The guy the Cubs traded him for in 1973 is recognized in retirement from his field days as being one of the best broadcast analysts the game has ever known. I'd still rather listen to Santo (if we now could) talking about apples and oranges than listen to the other guy whine on about how badly he'd been mistreated no matter where he played.
But watching Santo do his job with a gracefulness (at the hottest spot on the diamond) that has only been exceeded by Ryne Sandberg (at a different position) was what taught me the importance of basic foot movement. Santo wasn't a speedster, but like Robinson, made every move with his feet count productively. Santo didn't seem to be refined, but, if you're lucky enough to catch highlight footage of him, watch him respond once the ball is hit. I'm guessing that you'll seldom ever see him make a wrong move in positioning.
And hands!! Wrigley's 3rd base has always had a reputation for being the most difficult to play.
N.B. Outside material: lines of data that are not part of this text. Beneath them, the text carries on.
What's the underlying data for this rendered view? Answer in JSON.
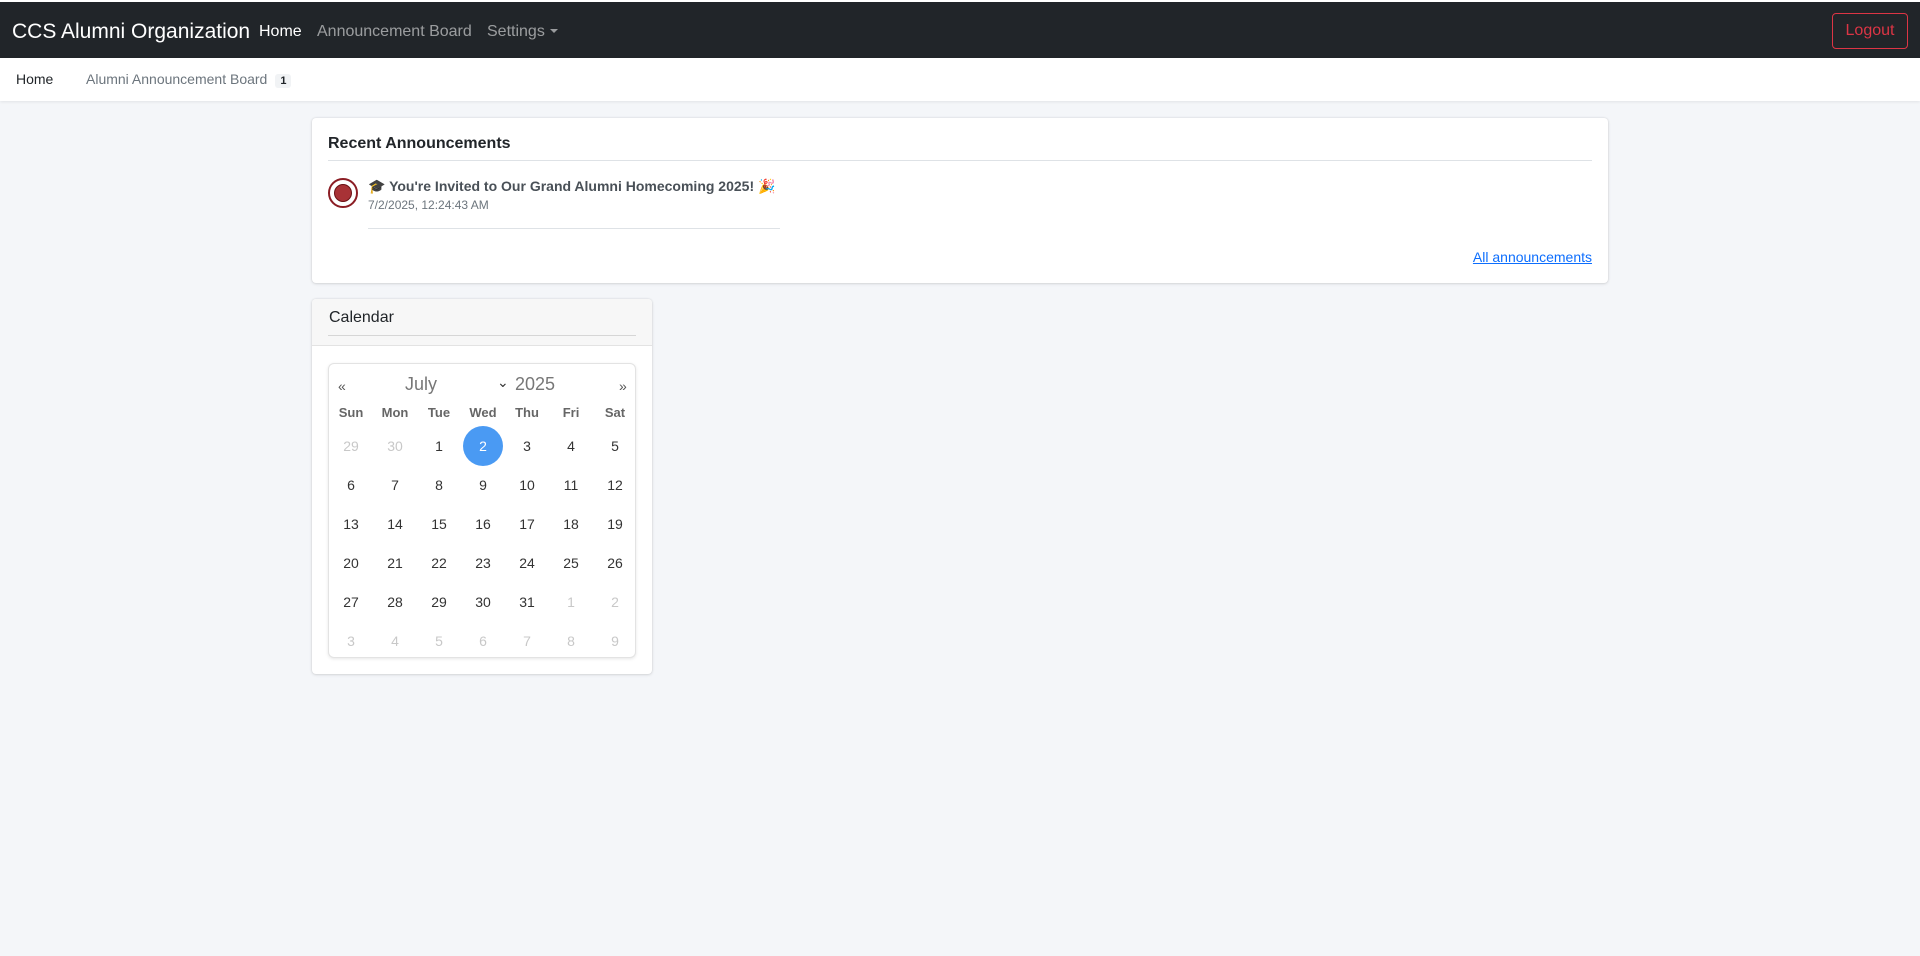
{
  "navbar": {
    "brand": "CCS Alumni Organization",
    "links": [
      "Home",
      "Announcement Board",
      "Settings"
    ],
    "logout": "Logout"
  },
  "subnav": {
    "home": "Home",
    "board": "Alumni Announcement Board",
    "board_badge": "1"
  },
  "announcements": {
    "title": "Recent Announcements",
    "items": [
      {
        "title": "🎓 You're Invited to Our Grand Alumni Homecoming 2025! 🎉",
        "date": "7/2/2025, 12:24:43 AM"
      }
    ],
    "all_link": "All announcements"
  },
  "calendar": {
    "title": "Calendar",
    "prev": "«",
    "next": "»",
    "month": "July",
    "year": "2025",
    "weekdays": [
      "Sun",
      "Mon",
      "Tue",
      "Wed",
      "Thu",
      "Fri",
      "Sat"
    ],
    "selected_day": 2,
    "weeks": [
      [
        "29",
        "30",
        "1",
        "2",
        "3",
        "4",
        "5"
      ],
      [
        "6",
        "7",
        "8",
        "9",
        "10",
        "11",
        "12"
      ],
      [
        "13",
        "14",
        "15",
        "16",
        "17",
        "18",
        "19"
      ],
      [
        "20",
        "21",
        "22",
        "23",
        "24",
        "25",
        "26"
      ],
      [
        "27",
        "28",
        "29",
        "30",
        "31",
        "1",
        "2"
      ],
      [
        "3",
        "4",
        "5",
        "6",
        "7",
        "8",
        "9"
      ]
    ],
    "accent_color": "#4a9af3"
  },
  "colors": {
    "navbar_bg": "#212529",
    "logout": "#dc3545",
    "link": "#0d6efd"
  }
}
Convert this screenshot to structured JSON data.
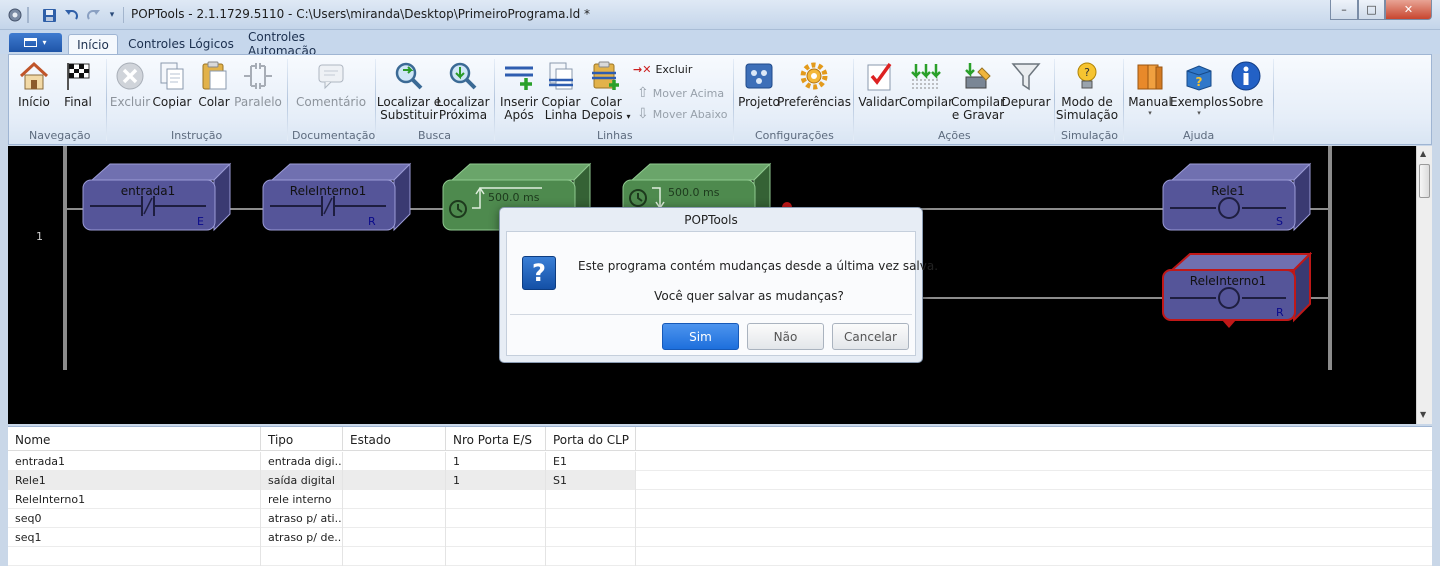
{
  "window": {
    "title": "POPTools - 2.1.1729.5110 - C:\\Users\\miranda\\Desktop\\PrimeiroPrograma.ld *",
    "minimize": "–",
    "maximize": "□",
    "close": "✕"
  },
  "tabs": [
    {
      "label": "Início",
      "active": true
    },
    {
      "label": "Controles Lógicos",
      "active": false
    },
    {
      "label": "Controles Automação",
      "active": false
    }
  ],
  "ribbon": {
    "groups": {
      "navegacao": "Navegação",
      "instrucao": "Instrução",
      "documentacao": "Documentação",
      "busca": "Busca",
      "linhas": "Linhas",
      "configuracoes": "Configurações",
      "acoes": "Ações",
      "simulacao": "Simulação",
      "ajuda": "Ajuda"
    },
    "buttons": {
      "inicio": "Início",
      "final": "Final",
      "excluir": "Excluir",
      "copiar": "Copiar",
      "colar": "Colar",
      "paralelo": "Paralelo",
      "comentario": "Comentário",
      "localizar_substituir_1": "Localizar e",
      "localizar_substituir_2": "Substituir",
      "localizar_proxima_1": "Localizar",
      "localizar_proxima_2": "Próxima",
      "inserir_apos_1": "Inserir",
      "inserir_apos_2": "Após",
      "copiar_linha_1": "Copiar",
      "copiar_linha_2": "Linha",
      "colar_depois_1": "Colar",
      "colar_depois_2": "Depois",
      "linha_excluir": "Excluir",
      "mover_acima": "Mover Acima",
      "mover_abaixo": "Mover Abaixo",
      "projeto": "Projeto",
      "preferencias": "Preferências",
      "validar": "Validar",
      "compilar": "Compilar",
      "compilar_gravar_1": "Compilar",
      "compilar_gravar_2": "e Gravar",
      "depurar": "Depurar",
      "modo_simulacao_1": "Modo de",
      "modo_simulacao_2": "Simulação",
      "manual": "Manual",
      "exemplos": "Exemplos",
      "sobre": "Sobre"
    }
  },
  "ladder": {
    "rung_number": "1",
    "elements": {
      "entrada1": {
        "name": "entrada1",
        "tag": "E"
      },
      "releinterno1_contact": {
        "name": "ReleInterno1",
        "tag": "R"
      },
      "timer1": {
        "value": "500.0 ms"
      },
      "timer2": {
        "value": "500.0 ms"
      },
      "rele1": {
        "name": "Rele1",
        "tag": "S"
      },
      "releinterno1_coil": {
        "name": "ReleInterno1",
        "tag": "R"
      }
    }
  },
  "table": {
    "columns": [
      "Nome",
      "Tipo",
      "Estado",
      "Nro Porta E/S",
      "Porta do CLP"
    ],
    "rows": [
      [
        "entrada1",
        "entrada digi...",
        "",
        "1",
        "E1"
      ],
      [
        "Rele1",
        "saída digital",
        "",
        "1",
        "S1"
      ],
      [
        "ReleInterno1",
        "rele interno",
        "",
        "",
        ""
      ],
      [
        "seq0",
        "atraso p/ ati...",
        "",
        "",
        ""
      ],
      [
        "seq1",
        "atraso p/ de...",
        "",
        "",
        ""
      ]
    ]
  },
  "dialog": {
    "title": "POPTools",
    "message1": "Este programa contém mudanças desde a última vez salva.",
    "message2": "Você quer salvar as mudanças?",
    "buttons": {
      "yes": "Sim",
      "no": "Não",
      "cancel": "Cancelar"
    }
  },
  "colors": {
    "accent": "#1d6fdc",
    "ladder_bg": "#000000",
    "element_blue": "#4a4a88",
    "element_green": "#4e8a4e",
    "element_red_border": "#c01818"
  }
}
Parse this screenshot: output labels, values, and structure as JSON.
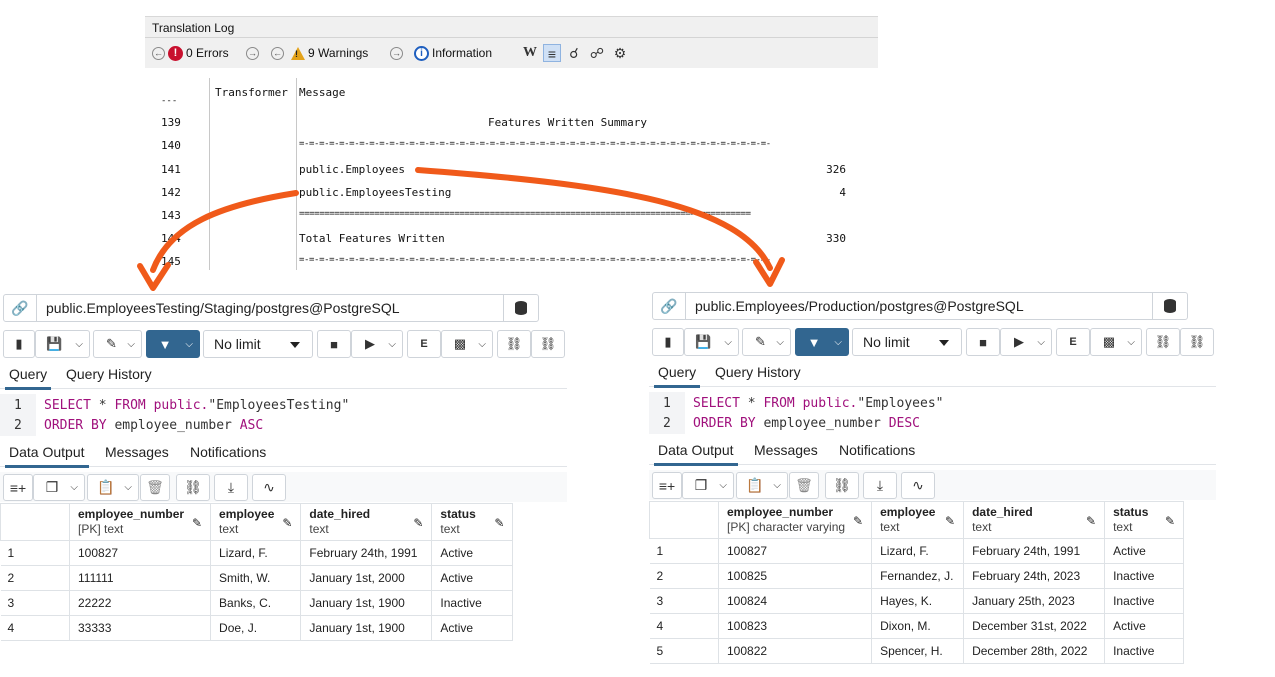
{
  "translation_log": {
    "title": "Translation Log",
    "toolbar": {
      "errors_label": "0 Errors",
      "warnings_label": "9 Warnings",
      "information_label": "Information"
    },
    "columns": {
      "dots": "---",
      "transformer": "Transformer",
      "message": "Message"
    },
    "rows": [
      {
        "num": "139",
        "message": "Features Written Summary",
        "value": ""
      },
      {
        "num": "140",
        "message": "=-=-=-=-=-=-=-=-=-=-=-=-=-=-=-=-=-=-=-=-=-=-=-=-=-=-=-=-=-=-=-=-=-=-=-=-=-=-=-=-=-=-=-=-=-=-=-",
        "value": ""
      },
      {
        "num": "141",
        "message": "public.Employees",
        "value": "326"
      },
      {
        "num": "142",
        "message": "public.EmployeesTesting",
        "value": "4"
      },
      {
        "num": "143",
        "message": "==========================================================================================",
        "value": ""
      },
      {
        "num": "144",
        "message": "Total Features Written",
        "value": "330"
      },
      {
        "num": "145",
        "message": "=-=-=-=-=-=-=-=-=-=-=-=-=-=-=-=-=-=-=-=-=-=-=-=-=-=-=-=-=-=-=-=-=-=-=-=-=-=-=-=-=-=-=-=-=-=-=-",
        "value": ""
      }
    ]
  },
  "left_panel": {
    "connection": "public.EmployeesTesting/Staging/postgres@PostgreSQL",
    "limit": "No limit",
    "tabs": {
      "query": "Query",
      "history": "Query History"
    },
    "sql": {
      "line1_num": "1",
      "line2_num": "2",
      "select": "SELECT",
      "star": " * ",
      "from": "FROM",
      "schema": " public.",
      "table": "\"EmployeesTesting\"",
      "order_by": "ORDER BY",
      "column": " employee_number ",
      "direction": "ASC"
    },
    "output_tabs": {
      "data": "Data Output",
      "messages": "Messages",
      "notifications": "Notifications"
    },
    "columns": [
      {
        "name": "employee_number",
        "type": "[PK] text"
      },
      {
        "name": "employee",
        "type": "text"
      },
      {
        "name": "date_hired",
        "type": "text"
      },
      {
        "name": "status",
        "type": "text"
      }
    ],
    "rows": [
      [
        "1",
        "100827",
        "Lizard, F.",
        "February 24th, 1991",
        "Active"
      ],
      [
        "2",
        "111111",
        "Smith, W.",
        "January 1st, 2000",
        "Active"
      ],
      [
        "3",
        "22222",
        "Banks, C.",
        "January 1st, 1900",
        "Inactive"
      ],
      [
        "4",
        "33333",
        "Doe, J.",
        "January 1st, 1900",
        "Active"
      ]
    ]
  },
  "right_panel": {
    "connection": "public.Employees/Production/postgres@PostgreSQL",
    "limit": "No limit",
    "tabs": {
      "query": "Query",
      "history": "Query History"
    },
    "sql": {
      "line1_num": "1",
      "line2_num": "2",
      "select": "SELECT",
      "star": " * ",
      "from": "FROM",
      "schema": " public.",
      "table": "\"Employees\"",
      "order_by": "ORDER BY",
      "column": " employee_number ",
      "direction": "DESC"
    },
    "output_tabs": {
      "data": "Data Output",
      "messages": "Messages",
      "notifications": "Notifications"
    },
    "columns": [
      {
        "name": "employee_number",
        "type": "[PK] character varying"
      },
      {
        "name": "employee",
        "type": "text"
      },
      {
        "name": "date_hired",
        "type": "text"
      },
      {
        "name": "status",
        "type": "text"
      }
    ],
    "rows": [
      [
        "1",
        "100827",
        "Lizard, F.",
        "February 24th, 1991",
        "Active"
      ],
      [
        "2",
        "100825",
        "Fernandez, J.",
        "February 24th, 2023",
        "Inactive"
      ],
      [
        "3",
        "100824",
        "Hayes, K.",
        "January 25th, 2023",
        "Inactive"
      ],
      [
        "4",
        "100823",
        "Dixon, M.",
        "December 31st, 2022",
        "Active"
      ],
      [
        "5",
        "100822",
        "Spencer, H.",
        "December 28th, 2022",
        "Inactive"
      ]
    ]
  },
  "colors": {
    "accent": "#326690",
    "keyword": "#a0107c",
    "arrow": "#f05a1a",
    "error": "#c8102e",
    "warning": "#e3a21a",
    "info": "#1f5fbf"
  }
}
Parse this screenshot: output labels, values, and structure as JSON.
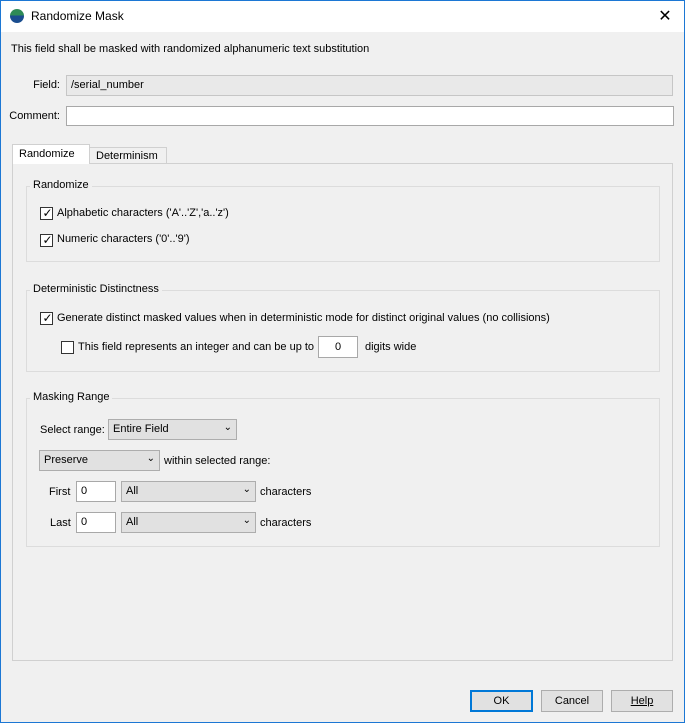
{
  "window": {
    "title": "Randomize Mask",
    "close_glyph": "✕"
  },
  "description": "This field shall be masked with randomized alphanumeric text substitution",
  "field": {
    "label": "Field:",
    "value": "/serial_number"
  },
  "comment": {
    "label": "Comment:",
    "value": ""
  },
  "tabs": [
    {
      "label": "Randomize"
    },
    {
      "label": "Determinism"
    }
  ],
  "randomize_group": {
    "title": "Randomize",
    "alphabetic": {
      "label": "Alphabetic characters ('A'..'Z','a..'z')",
      "checked": true
    },
    "numeric": {
      "label": "Numeric characters ('0'..'9')",
      "checked": true
    }
  },
  "distinctness_group": {
    "title": "Deterministic Distinctness",
    "generate_distinct": {
      "label": "Generate distinct masked values when in deterministic mode for distinct original values (no collisions)",
      "checked": true
    },
    "integer": {
      "label": "This field represents an integer and can be up to",
      "checked": false,
      "digits_value": "0",
      "suffix": "digits wide"
    }
  },
  "masking_range_group": {
    "title": "Masking Range",
    "select_range_label": "Select range:",
    "select_range_value": "Entire Field",
    "mode_value": "Preserve",
    "mode_suffix": "within selected range:",
    "first": {
      "label": "First",
      "count": "0",
      "type": "All",
      "suffix": "characters"
    },
    "last": {
      "label": "Last",
      "count": "0",
      "type": "All",
      "suffix": "characters"
    }
  },
  "buttons": {
    "ok": "OK",
    "cancel": "Cancel",
    "help": "Help"
  },
  "check_glyph": "✓",
  "dropdown_glyph": "⌄",
  "icons": {
    "app": "app-globe-icon",
    "close": "close-icon",
    "checkbox": "check-icon",
    "dropdown": "chevron-down-icon"
  }
}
In Santo's day the field had a high crown, soft dirt, and from day to day even a moderate shower could change the landscape remarkably. Even with all of that, Santo posted a .954 fielding pct.
Now, putting my fan's-eye aside for a moment, .971 for 22 seasons (Robinson) is better than .954 for 14. On the other hand, Robinson himself confessed that Santo consistently got to balls that he couldn't have. In other words, Santo was charged with errors on balls that even Robinson would not have even gotten to.
So, if the guy who was the best 3rd baseman to ever play the game defensively says that Ron Santo was better than even he, maybe it's time to start listening to him.
Ron, I'm missing you already! Thanks for being part of my earliest baseball memories!